DataStax Enterprise includes a Cassandra File System (CFS) enabled Apache Pig Client to provide a high-level programming environment for MapReduce coding.

Hadoop is deprecated for use with DataStax Enterprise. DSE Hadoop and BYOH (Bring Your Own Hadoop) are deprecated. Pig is also deprecated and will be removed when Hadoop is removed.

DataStax Enterprise includes a Cassandra File System (CFS) enabled Apache Pig Client. Pig is a high-level programming environment for MapReduce coding. You can explore big data sets using the Pig Latin data flow language for programmers. Relations, which are similar to tables, are constructed of tuples, which correspond to the rows in a table. Unlike a relational database table, Pig relations do not require every tuple to contain the same number of fields. Fields in the same position (column) need not be of the same type. Using Pig, you can devise logic for data transformations, such as filtering data and grouping relations. The transformations occur during the MapReduce phase.

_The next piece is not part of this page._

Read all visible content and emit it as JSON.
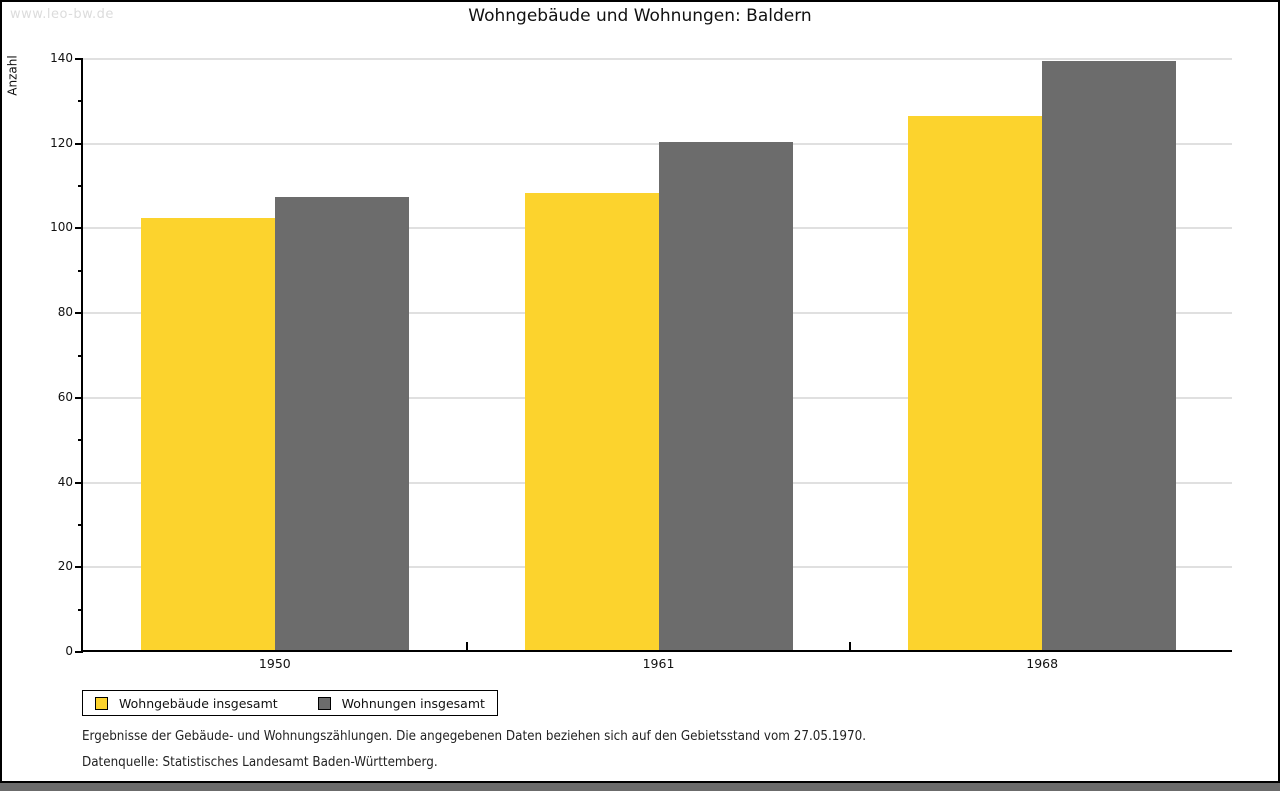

Job Trackers are managed automatically.

Pig programs are compiled into MapReduce jobs, executed in parallel by Hadoop, and run in a distributed fashion on a local or remote cluster.

Support for TTL

You can set the TTL (time to live) on Pig data. You use the cql:// URL, which includes a prepared statement shown in step 10 of the library demo.

Support for CQL collections

Pig in DataStax Enterprise supports CQL collections. Pig-supported types must be used.